Auckland’s mayor is leading his first trade delegation, and with his sights firmly focused on Asia, his is set his sails for China.
Len Brown’s overdue visit to China next week is expected open doors for Auckland businesses to one of New Zealand’s most important trading partners.
The mayor is joined by councillor Richard Northey and representatives from 28 Auckland businesses and organisations that will visit five cities in China.
The mission coincides with the 40th anniversary of diplomatic relations between the two countries and comes on the back of ongoing union issues at Ports of Auckland which handles cargo the equivalent to 13% of the New Zealand’s total GDP – twice as much as any other New Zealand port.
China is Auckland’s second largest trading partner.

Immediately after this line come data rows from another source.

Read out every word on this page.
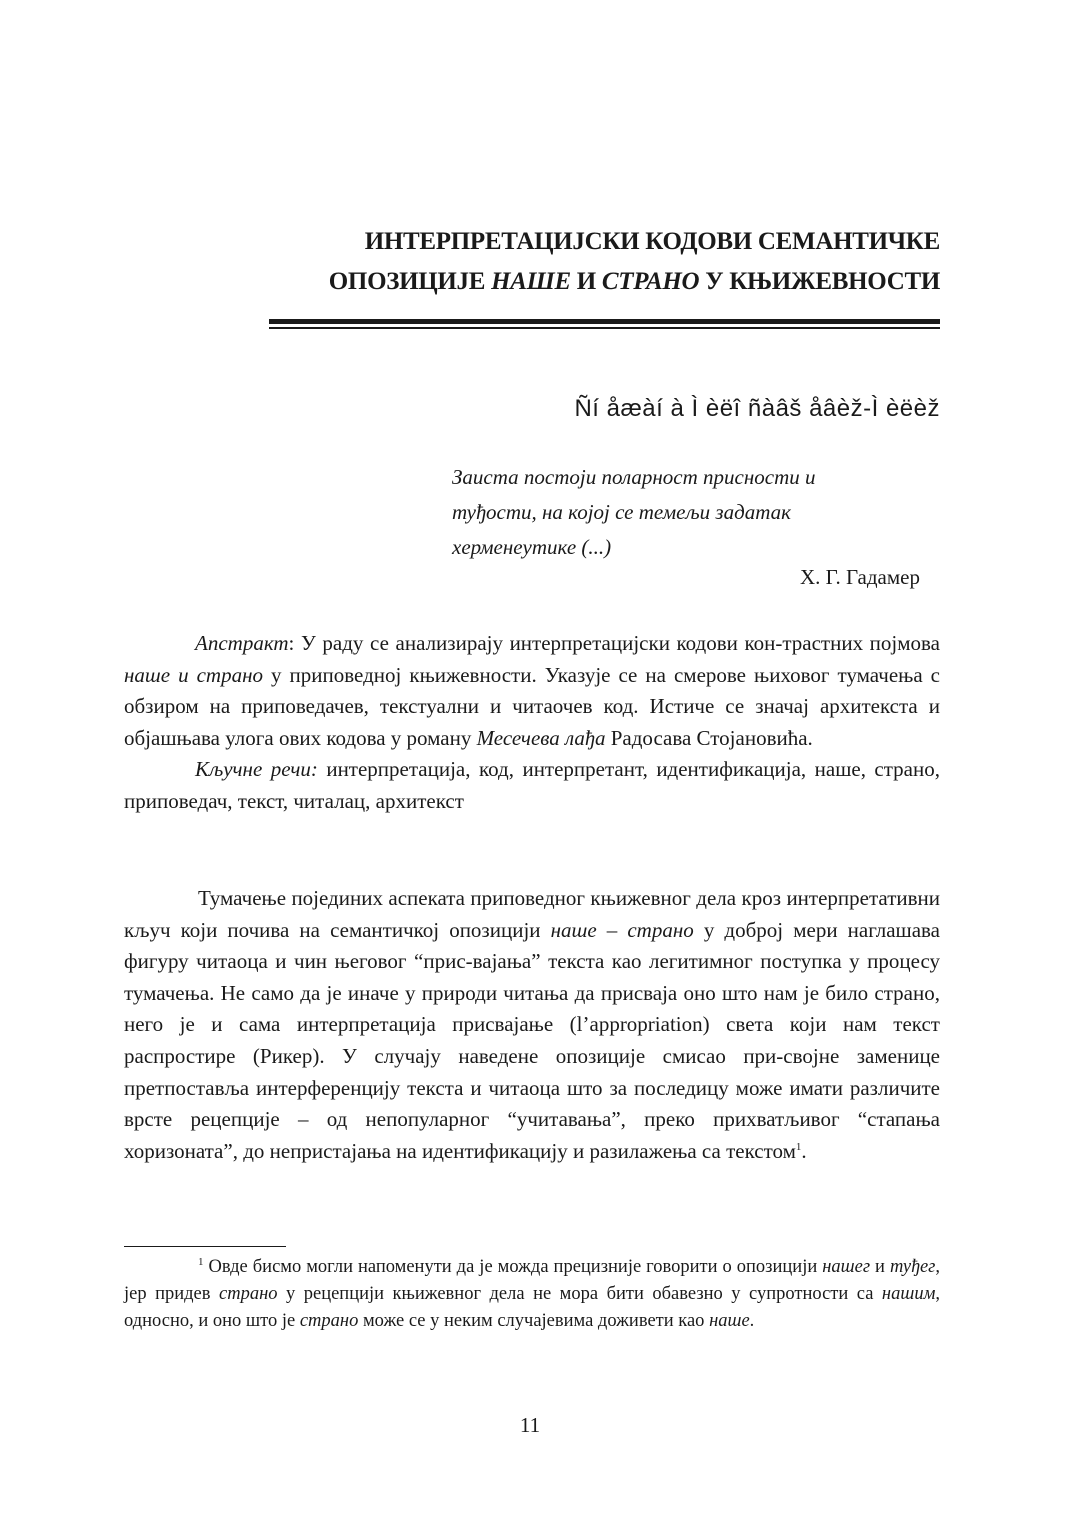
ИНТЕРПРЕТАЦИЈСКИ КОДОВИ СЕМАНТИЧКЕ
ОПОЗИЦИЈЕ НАШЕ И СТРАНО У КЊИЖЕВНОСТИ
Ñí åæàí à Ì èëî ñàâš åâèž-Ì èëèž
Заиста постоји поларност присности и
туђости, на којој се темељи задатак
херменеутике (...)
Х. Г. Гадамер
Апстракт: У раду се анализирају интерпретацијски кодови кон-трастних појмова наше и страно у приповедној књижевности. Указује се на смерове њиховог тумачења с обзиром на приповедачев, текстуални и читаочев код. Истиче се значај архитекста и објашњава улога ових кодова у роману Месечева лађа Радосава Стојановића.
Кључне речи: интерпретација, код, интерпретант, идентификација, наше, страно, приповедач, текст, читалац, архитекст
Тумачење појединих аспеката приповедног књижевног дела кроз интерпретативни кључ који почива на семантичкој опозицији наше – страно у доброј мери наглашава фигуру читаоца и чин његовог “прис-вајања” текста као легитимног поступка у процесу тумачења. Не само да је иначе у природи читања да присваја оно што нам је било страно, него је и сама интерпретација присвајање (l’appropriation) света који нам текст распростире (Рикер). У случају наведене опозиције смисао при-својне заменице претпоставља интерференцију текста и читаоца што за последицу може имати различите врсте рецепције – од непопуларног “учитавања”, преко прихватљивог “стапања хоризоната”, до непристајања на идентификацију и разилажења са текстом$^1$.
$^1$ Овде бисмо могли напоменути да је можда прецизније говорити о опозицији нашег и туђег, јер придев страно у рецепцији књижевног дела не мора бити обавезно у супротности са нашим, односно, и оно што је страно може се у неким случајевима доживети као наше.
11
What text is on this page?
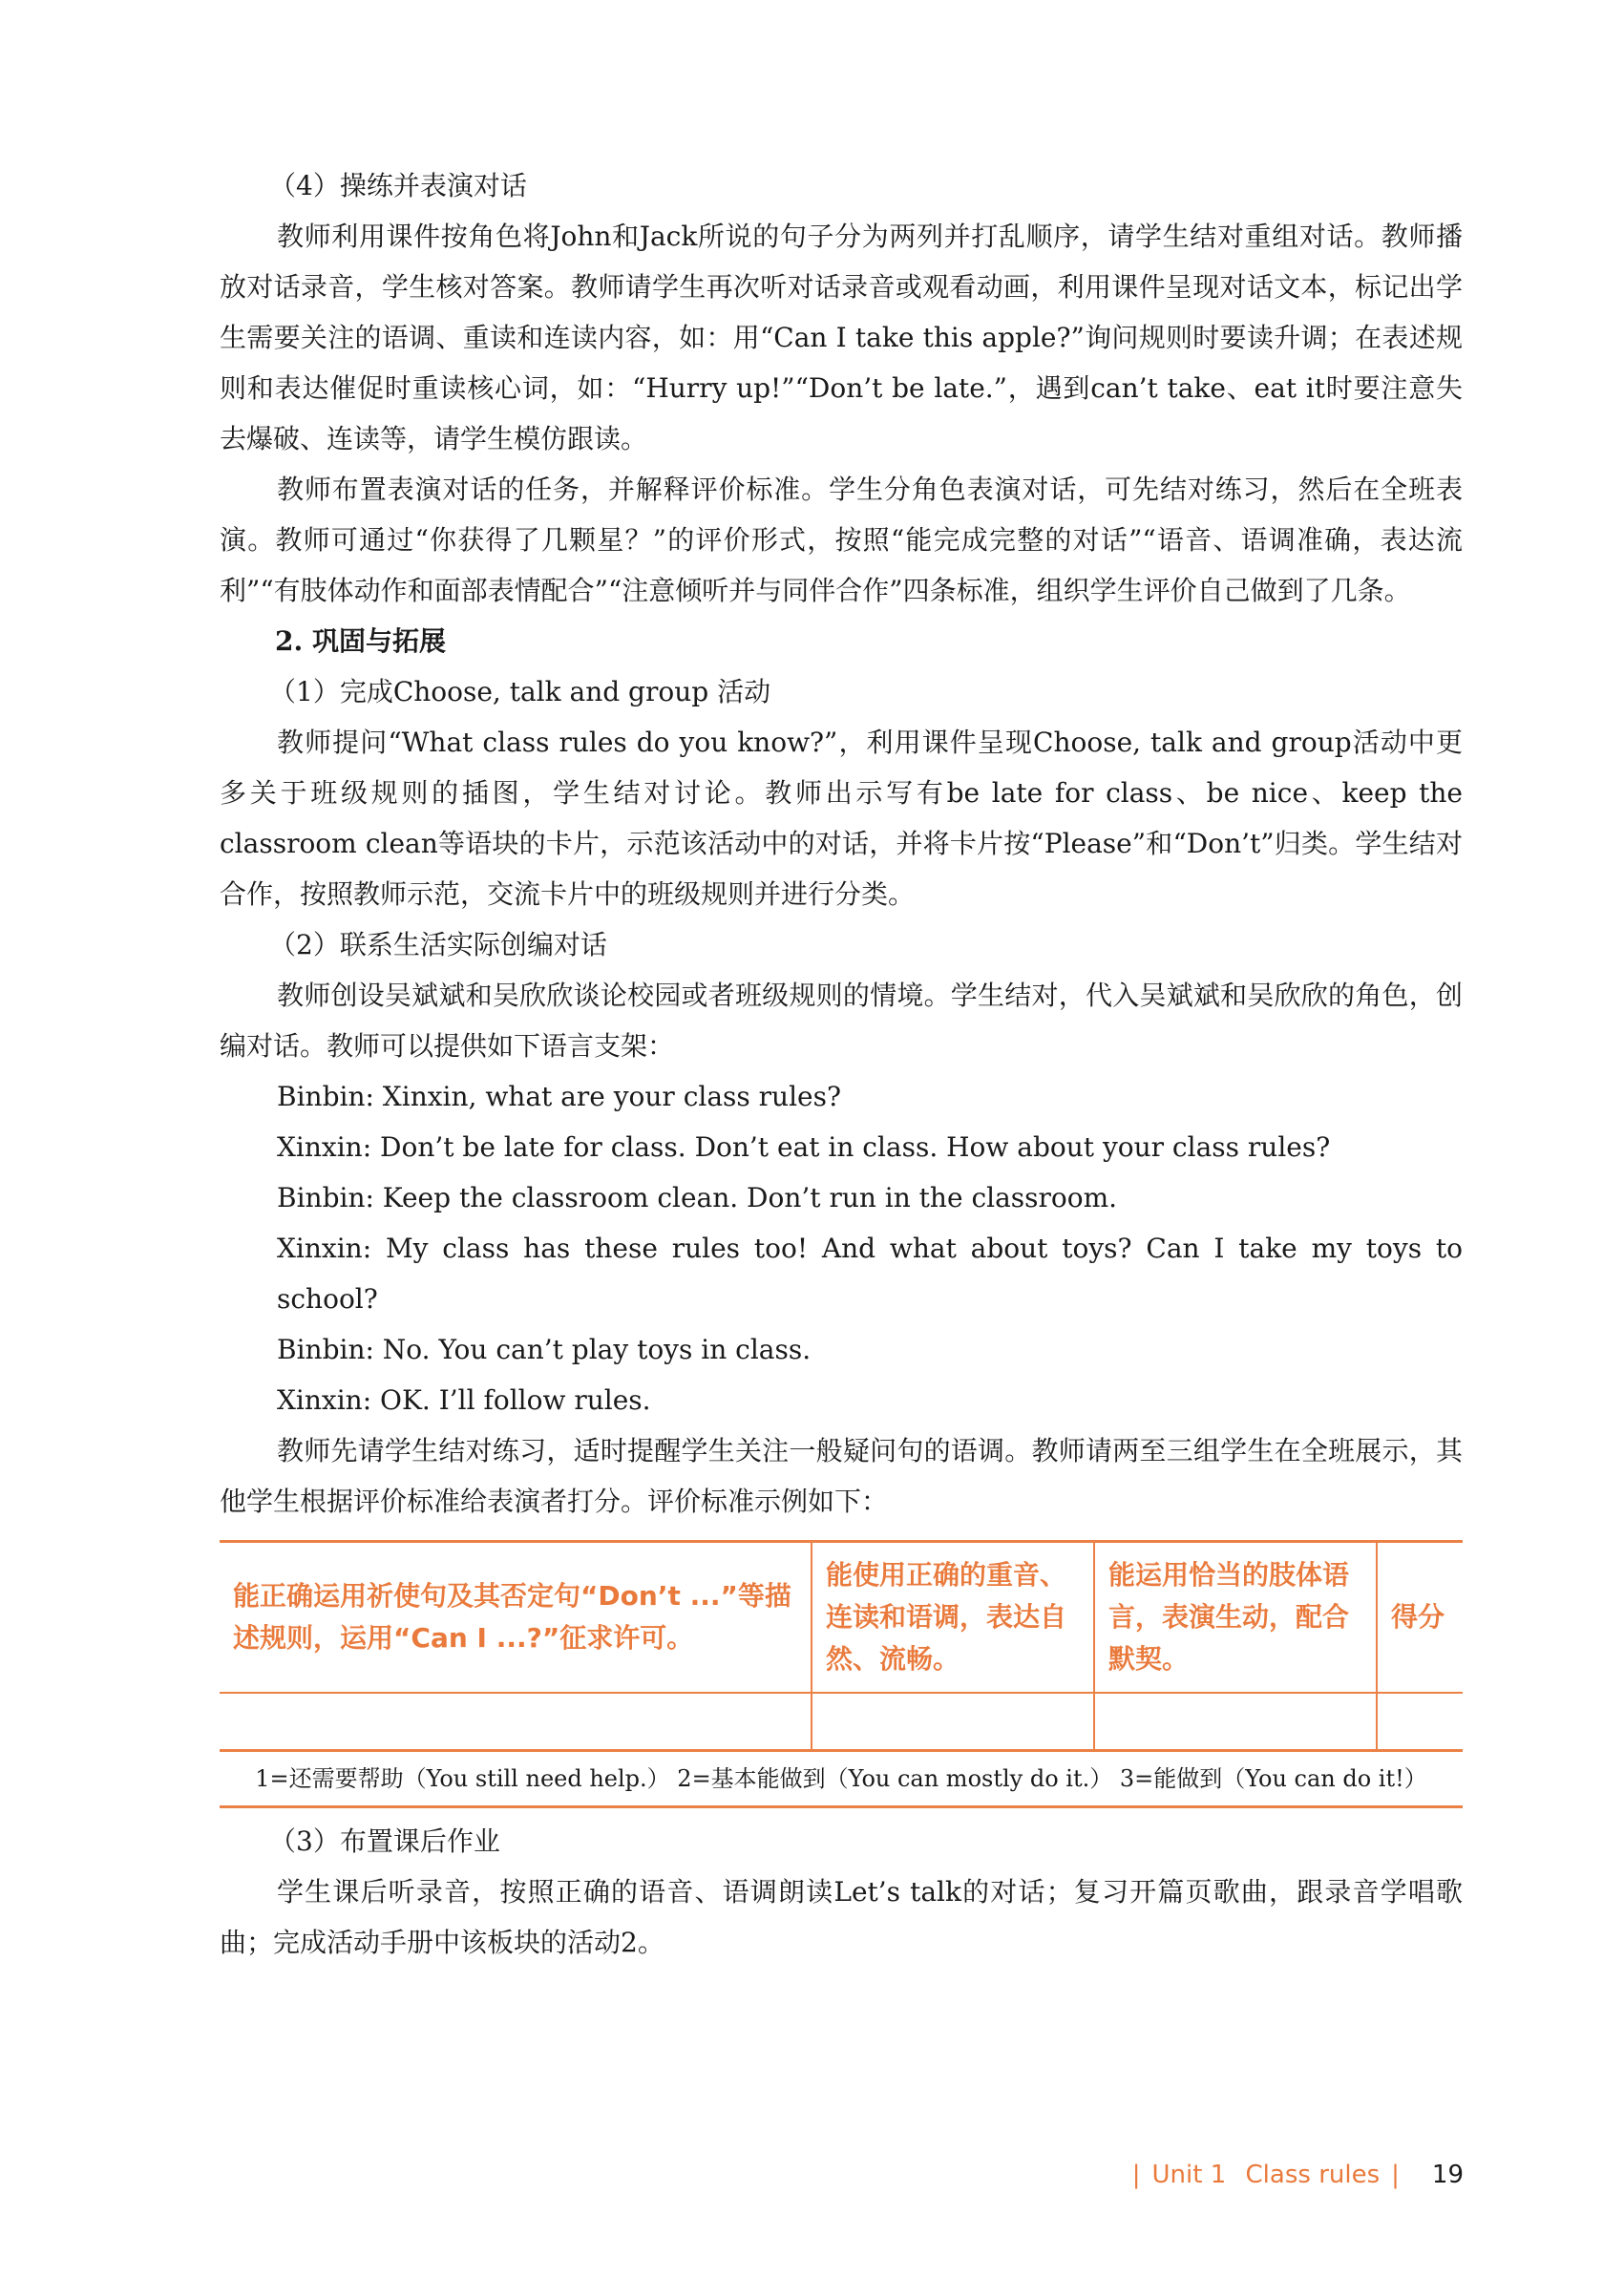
（4）操练并表演对话

教师利用课件按角色将John和Jack所说的句子分为两列并打乱顺序，请学生结对重组对话。教师播放对话录音，学生核对答案。教师请学生再次听对话录音或观看动画，利用课件呈现对话文本，标记出学生需要关注的语调、重读和连读内容，如：用“Can I take this apple?”询问规则时要读升调；在表述规则和表达催促时重读核心词，如：“Hurry up!”“Don’t be late.”，遇到can’t take、eat it时要注意失去爆破、连读等，请学生模仿跟读。

教师布置表演对话的任务，并解释评价标准。学生分角色表演对话，可先结对练习，然后在全班表演。教师可通过“你获得了几颗星？”的评价形式，按照“能完成完整的对话”“语音、语调准确，表达流利”“有肢体动作和面部表情配合”“注意倾听并与同伴合作”四条标准，组织学生评价自己做到了几条。

2. 巩固与拓展

（1）完成Choose, talk and group 活动

教师提问“What class rules do you know?”，利用课件呈现Choose, talk and group活动中更多关于班级规则的插图，学生结对讨论。教师出示写有be late for class、be nice、keep the classroom clean等语块的卡片，示范该活动中的对话，并将卡片按“Please”和“Don’t”归类。学生结对合作，按照教师示范，交流卡片中的班级规则并进行分类。

（2）联系生活实际创编对话

教师创设吴斌斌和吴欣欣谈论校园或者班级规则的情境。学生结对，代入吴斌斌和吴欣欣的角色，创编对话。教师可以提供如下语言支架：

Binbin: Xinxin, what are your class rules?

Xinxin: Don’t be late for class. Don’t eat in class. How about your class rules?

Binbin: Keep the classroom clean. Don’t run in the classroom.

Xinxin: My class has these rules too! And what about toys? Can I take my toys to school?

Binbin: No. You can’t play toys in class.

Xinxin: OK. I’ll follow rules.

教师先请学生结对练习，适时提醒学生关注一般疑问句的语调。教师请两至三组学生在全班展示，其他学生根据评价标准给表演者打分。评价标准示例如下：

能正确运用祈使句及其否定句“Don’t ...”等描述规则，运用“Can I ...?”征求许可。	能使用正确的重音、连读和语调，表达自然、流畅。	能运用恰当的肢体语言，表演生动，配合默契。	得分

1=还需要帮助（You still need help.） 2=基本能做到（You can mostly do it.） 3=能做到（You can do it!）

（3）布置课后作业

学生课后听录音，按照正确的语音、语调朗读Let’s talk的对话；复习开篇页歌曲，跟录音学唱歌曲；完成活动手册中该板块的活动2。

| Unit 1 Class rules | 19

“We have selected businesses from amongst our priority sectors – infrastructure, tourism, education, film, biotech and investment,” says Len Brown. “These companies are from sectors that together represent 58% of the Auckland economy.
Mayors and local government officials are highly respected in China, and being part of a mayoral-led delegation will give Auckland businesses access they may not have independently.
Delegates will travel to Guangzhou, Qingdao, Beijing, Ningbo and Shanghai from April 10 – 20.
In September last year, New Zealand signed two bilateral arrangements with China – one to improve market access for apples into China and second to boost scientific cooperation on fresh water management and protection.
“The protocol on New Zealand’s apple exports into China clarifies pest management conditions and will give greater certainly for New Zealand apple exporters,” New Zealand Deputy Prime Minister Bill English then said.
New Zealand also has three commercial agreements with China. A clean energy joint venture between China’s steel producers Shaogang and New Zealand company LanzaTech, which develops technology to convert waste gas to ethanol, will help reduce greenhouse gas emissions of steel making in China.
A memorandum of understanding between PwC (formerly Pricewaterhouse Coopers) and the China Development Bank, could result in greater co-operation on major development projects, including in Canterbury.
A cultural agreement between China Radio International and World TV Limited, provides new Chinese language content and editorial resources to the station, which broadcasts in New Zealand.
New Zealand and China:
A Free Trade Agreement between the two countries was signed in 2008, the first between China and a developed country.
135,062 Chinese tourists visited New Zealand in the year ending August 2011. China is now the New Zealand’s 4th largest source of inbound tourism behind Australia, UK and the USA.
Chinese students in the Auckland region represent the largest source of fee-paying students in Auckland (14,068 or 25% to December 2010).